/ 23 October 2009

The Saartjie show MK II

It was inevitable. Like the Blessed Virgin, Madiba, Che and Campbell’s Soup, yet another icon of our time will end up as a placemat, a tea cosy on a rusty clothes rail, in a fong kong store or on a vodka bottle. Or in this case, as a T-shirt being promoted on Facebook under a site called ”Coloured Women Are Hot!”

So onse Saartjie Baartman is going mainstream. We’ve already had a T-shirt bearing her image — in particular the famous side profile where her butt resembles the Horn of Africa. Now the so-called ”African trademark” has been, er, trademarked.

This is an attempt to get coloured youngsters to be more proud of their heritage and to remember that, when Heritage Day comes around, they too have reason to celebrate where they come from. And that instead of getting pissed or spending all day washing their All Stars, or any of the other things coloureds do on public holidays, there is now an opportunity to educate the next generation on the history, and tragedies, of the community.

The story of this young woman has been told so often and in a style so lacking in imagination, it borders on cliché. Feminist academics churn out papers on Saartjie with titles like ”Disempowered to Consent” and ”Colonialism, Disjoint and Disjuncture”. With that kind of podiatrist language, no one would blame coloured youth who’d rather go stand on the corner than learn about Saartjie Baartman.

Is there really a need to revisit her boat trip to London and the circumstances that saw her end up in a leotard in Picadilly Circus shaking her booty at lascivious Englishmen with monocles? It’s worth remembering that Ms Baartman’s bum wasn’t that exceptional, as far as freaks went at the time.
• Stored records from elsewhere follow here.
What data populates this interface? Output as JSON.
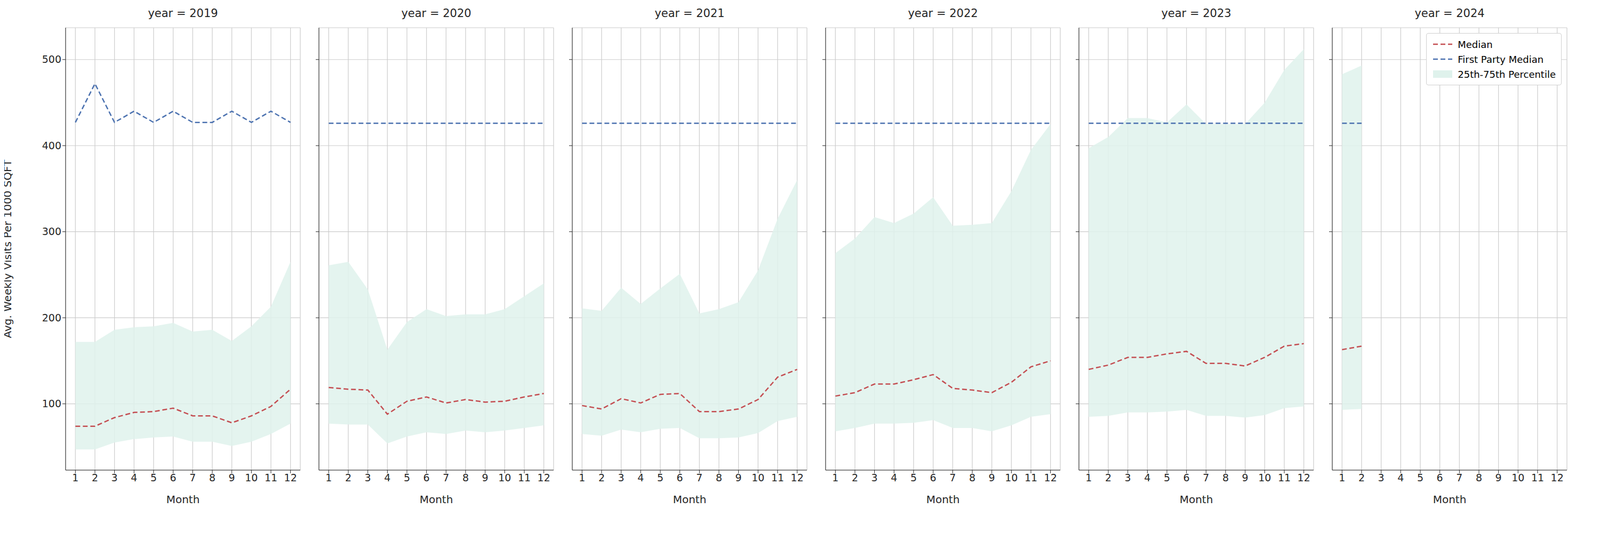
{
  "chart_data": [
    {
      "type": "line",
      "title": "year = 2019",
      "x_label": "Month",
      "y_label": "Avg. Weekly Visits Per 1000 SQFT",
      "x": [
        1,
        2,
        3,
        4,
        5,
        6,
        7,
        8,
        9,
        10,
        11,
        12
      ],
      "xlim": [
        0.5,
        12.5
      ],
      "xticks": [
        1,
        2,
        3,
        4,
        5,
        6,
        7,
        8,
        9,
        10,
        11,
        12
      ],
      "ylim": [
        23,
        537
      ],
      "yticks": [
        100,
        200,
        300,
        400,
        500
      ],
      "grid": true,
      "series": [
        {
          "name": "25th-75th Percentile",
          "type": "area",
          "color": "#dff2ec",
          "values": [
            [
              47,
              172
            ],
            [
              47,
              172
            ],
            [
              55,
              186
            ],
            [
              59,
              189
            ],
            [
              61,
              190
            ],
            [
              62,
              194
            ],
            [
              56,
              184
            ],
            [
              56,
              186
            ],
            [
              51,
              173
            ],
            [
              56,
              190
            ],
            [
              65,
              213
            ],
            [
              77,
              265
            ]
          ]
        },
        {
          "name": "Median",
          "type": "line",
          "color": "#c44e52",
          "line_style": "dashed",
          "values": [
            74,
            74,
            84,
            90,
            91,
            95,
            86,
            86,
            78,
            86,
            97,
            117
          ]
        },
        {
          "name": "First Party Median",
          "type": "line",
          "color": "#4c72b0",
          "line_style": "dashed",
          "values": [
            427,
            472,
            427,
            440,
            427,
            440,
            427,
            427,
            440,
            427,
            440,
            427
          ]
        }
      ]
    },
    {
      "type": "line",
      "title": "year = 2020",
      "x_label": "Month",
      "tick_labels": "x",
      "x": [
        1,
        2,
        3,
        4,
        5,
        6,
        7,
        8,
        9,
        10,
        11,
        12
      ],
      "xlim": [
        0.5,
        12.5
      ],
      "xticks": [
        1,
        2,
        3,
        4,
        5,
        6,
        7,
        8,
        9,
        10,
        11,
        12
      ],
      "ylim": [
        23,
        537
      ],
      "yticks": [
        100,
        200,
        300,
        400,
        500
      ],
      "grid": true,
      "series": [
        {
          "name": "25th-75th Percentile",
          "type": "area",
          "color": "#dff2ec",
          "values": [
            [
              77,
              261
            ],
            [
              76,
              265
            ],
            [
              76,
              233
            ],
            [
              54,
              163
            ],
            [
              62,
              195
            ],
            [
              67,
              210
            ],
            [
              65,
              202
            ],
            [
              69,
              204
            ],
            [
              67,
              204
            ],
            [
              69,
              210
            ],
            [
              72,
              225
            ],
            [
              75,
              240
            ]
          ]
        },
        {
          "name": "Median",
          "type": "line",
          "color": "#c44e52",
          "line_style": "dashed",
          "values": [
            119,
            117,
            116,
            88,
            103,
            108,
            101,
            105,
            102,
            103,
            108,
            112
          ]
        },
        {
          "name": "First Party Median",
          "type": "line",
          "color": "#4c72b0",
          "line_style": "dashed",
          "values": [
            426,
            426,
            426,
            426,
            426,
            426,
            426,
            426,
            426,
            426,
            426,
            426
          ]
        }
      ]
    },
    {
      "type": "line",
      "title": "year = 2021",
      "x_label": "Month",
      "tick_labels": "x",
      "x": [
        1,
        2,
        3,
        4,
        5,
        6,
        7,
        8,
        9,
        10,
        11,
        12
      ],
      "xlim": [
        0.5,
        12.5
      ],
      "xticks": [
        1,
        2,
        3,
        4,
        5,
        6,
        7,
        8,
        9,
        10,
        11,
        12
      ],
      "ylim": [
        23,
        537
      ],
      "yticks": [
        100,
        200,
        300,
        400,
        500
      ],
      "grid": true,
      "series": [
        {
          "name": "25th-75th Percentile",
          "type": "area",
          "color": "#dff2ec",
          "values": [
            [
              65,
              211
            ],
            [
              63,
              208
            ],
            [
              70,
              235
            ],
            [
              67,
              216
            ],
            [
              71,
              234
            ],
            [
              72,
              251
            ],
            [
              60,
              205
            ],
            [
              60,
              210
            ],
            [
              61,
              218
            ],
            [
              66,
              255
            ],
            [
              80,
              315
            ],
            [
              85,
              360
            ]
          ]
        },
        {
          "name": "Median",
          "type": "line",
          "color": "#c44e52",
          "line_style": "dashed",
          "values": [
            98,
            94,
            106,
            101,
            111,
            112,
            91,
            91,
            94,
            105,
            131,
            140
          ]
        },
        {
          "name": "First Party Median",
          "type": "line",
          "color": "#4c72b0",
          "line_style": "dashed",
          "values": [
            426,
            426,
            426,
            426,
            426,
            426,
            426,
            426,
            426,
            426,
            426,
            426
          ]
        }
      ]
    },
    {
      "type": "line",
      "title": "year = 2022",
      "x_label": "Month",
      "tick_labels": "x",
      "x": [
        1,
        2,
        3,
        4,
        5,
        6,
        7,
        8,
        9,
        10,
        11,
        12
      ],
      "xlim": [
        0.5,
        12.5
      ],
      "xticks": [
        1,
        2,
        3,
        4,
        5,
        6,
        7,
        8,
        9,
        10,
        11,
        12
      ],
      "ylim": [
        23,
        537
      ],
      "yticks": [
        100,
        200,
        300,
        400,
        500
      ],
      "grid": true,
      "series": [
        {
          "name": "25th-75th Percentile",
          "type": "area",
          "color": "#dff2ec",
          "values": [
            [
              68,
              275
            ],
            [
              72,
              292
            ],
            [
              77,
              317
            ],
            [
              77,
              310
            ],
            [
              78,
              321
            ],
            [
              81,
              340
            ],
            [
              72,
              307
            ],
            [
              72,
              308
            ],
            [
              68,
              310
            ],
            [
              75,
              347
            ],
            [
              85,
              395
            ],
            [
              88,
              425
            ]
          ]
        },
        {
          "name": "Median",
          "type": "line",
          "color": "#c44e52",
          "line_style": "dashed",
          "values": [
            109,
            113,
            123,
            123,
            128,
            134,
            118,
            116,
            113,
            125,
            143,
            150
          ]
        },
        {
          "name": "First Party Median",
          "type": "line",
          "color": "#4c72b0",
          "line_style": "dashed",
          "values": [
            426,
            426,
            426,
            426,
            426,
            426,
            426,
            426,
            426,
            426,
            426,
            426
          ]
        }
      ]
    },
    {
      "type": "line",
      "title": "year = 2023",
      "x_label": "Month",
      "tick_labels": "x",
      "x": [
        1,
        2,
        3,
        4,
        5,
        6,
        7,
        8,
        9,
        10,
        11,
        12
      ],
      "xlim": [
        0.5,
        12.5
      ],
      "xticks": [
        1,
        2,
        3,
        4,
        5,
        6,
        7,
        8,
        9,
        10,
        11,
        12
      ],
      "ylim": [
        23,
        537
      ],
      "yticks": [
        100,
        200,
        300,
        400,
        500
      ],
      "grid": true,
      "series": [
        {
          "name": "25th-75th Percentile",
          "type": "area",
          "color": "#dff2ec",
          "values": [
            [
              85,
              397
            ],
            [
              86,
              410
            ],
            [
              90,
              432
            ],
            [
              90,
              432
            ],
            [
              91,
              427
            ],
            [
              93,
              448
            ],
            [
              86,
              425
            ],
            [
              86,
              425
            ],
            [
              84,
              425
            ],
            [
              87,
              450
            ],
            [
              95,
              488
            ],
            [
              97,
              512
            ]
          ]
        },
        {
          "name": "Median",
          "type": "line",
          "color": "#c44e52",
          "line_style": "dashed",
          "values": [
            140,
            145,
            154,
            154,
            158,
            161,
            147,
            147,
            144,
            154,
            167,
            170
          ]
        },
        {
          "name": "First Party Median",
          "type": "line",
          "color": "#4c72b0",
          "line_style": "dashed",
          "values": [
            426,
            426,
            426,
            426,
            426,
            426,
            426,
            426,
            426,
            426,
            426,
            426
          ]
        }
      ]
    },
    {
      "type": "line",
      "title": "year = 2024",
      "x_label": "Month",
      "tick_labels": "x",
      "legend": "upper right",
      "x": [
        1,
        2,
        3,
        4,
        5,
        6,
        7,
        8,
        9,
        10,
        11,
        12
      ],
      "xlim": [
        0.5,
        12.5
      ],
      "xticks": [
        1,
        2,
        3,
        4,
        5,
        6,
        7,
        8,
        9,
        10,
        11,
        12
      ],
      "ylim": [
        23,
        537
      ],
      "yticks": [
        100,
        200,
        300,
        400,
        500
      ],
      "grid": true,
      "series": [
        {
          "name": "25th-75th Percentile",
          "type": "area",
          "color": "#dff2ec",
          "values": [
            [
              93,
              483
            ],
            [
              94,
              493
            ],
            null,
            null,
            null,
            null,
            null,
            null,
            null,
            null,
            null,
            null
          ]
        },
        {
          "name": "Median",
          "type": "line",
          "color": "#c44e52",
          "line_style": "dashed",
          "values": [
            163,
            167,
            null,
            null,
            null,
            null,
            null,
            null,
            null,
            null,
            null,
            null
          ]
        },
        {
          "name": "First Party Median",
          "type": "line",
          "color": "#4c72b0",
          "line_style": "dashed",
          "values": [
            426,
            426,
            null,
            null,
            null,
            null,
            null,
            null,
            null,
            null,
            null,
            null
          ]
        }
      ]
    }
  ]
}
When she arrived in London in 1810, the Victorian freak shows were in full swing. Although she was billed by her impresario as a great wonder from across the seas, a discerning ticket-holder could just as well go next door where he would find bearded ladies, Siamese twins, the Elephant Man and web-footed wonders.

Saartjie’s story is a tale of women’s liberation. This big-butted sister, whose name has become virtually synonymous with the term steatopygia, is a feminist icon. Sure, she met a sorry end in a pickling jar in a French surgeon’s cupboard. Sure, she got prodded and leered at by Englishmen obsessed with her padded posterior. Sure, she died broke, alone, alcoholic and syphilitic millions of miles away from home.

But what about her ”agency”, as fancy academics call it? Let it not be forgotten this was also a sister who refused to go home when the abolitionists went to trial to try to free her from her Piccadilly Circus showgirl life.

Saying she preferred her feather boa in London to her shackles back home, Ms Baartman largely chose her life. She eventually got baptised and was said to be seen swanning around northern England on Sundays in a carriage, balancing a parasol.

Lured by promises of more cash, she even willingly made the trip to France. There she willingly posed semi-nude for the French biologists and sketchers desperate to sneak a peek at her famous ”Hottentot apron”.

But this version — of a woman with her wits fully about her — does not tally with the Saartjie the politicians and the Gender Commission love to breast-beat over every year when Women’s Day comes around.

As we wait for the play and the inevitable Hollywood film, South Africans will soon be able to buy their very own limited edition Saartjie T-shirt, which we’re promised will be extended to ”a complete clothing range for the whole family”.

Presumably, this will also one day branch out into figurines, screen-savers and coffee mugs. I’m all for crass commercialisation if it’s going to get some kid interested in historical figures. What is tiresome is the very particular version of Saartjie’s life that constantly portrays her as a South African Kunta Kinte (the iconic slave character from the book, Roots).

Her exhibition in England pandered to racist views of the ”primitive” African’s sexuality, no doubt. But to say she went gentle into that good night, was a lamb to the slaughter, just wasn’t Saartjie. At least not entirely. And it wasn’t very coloured.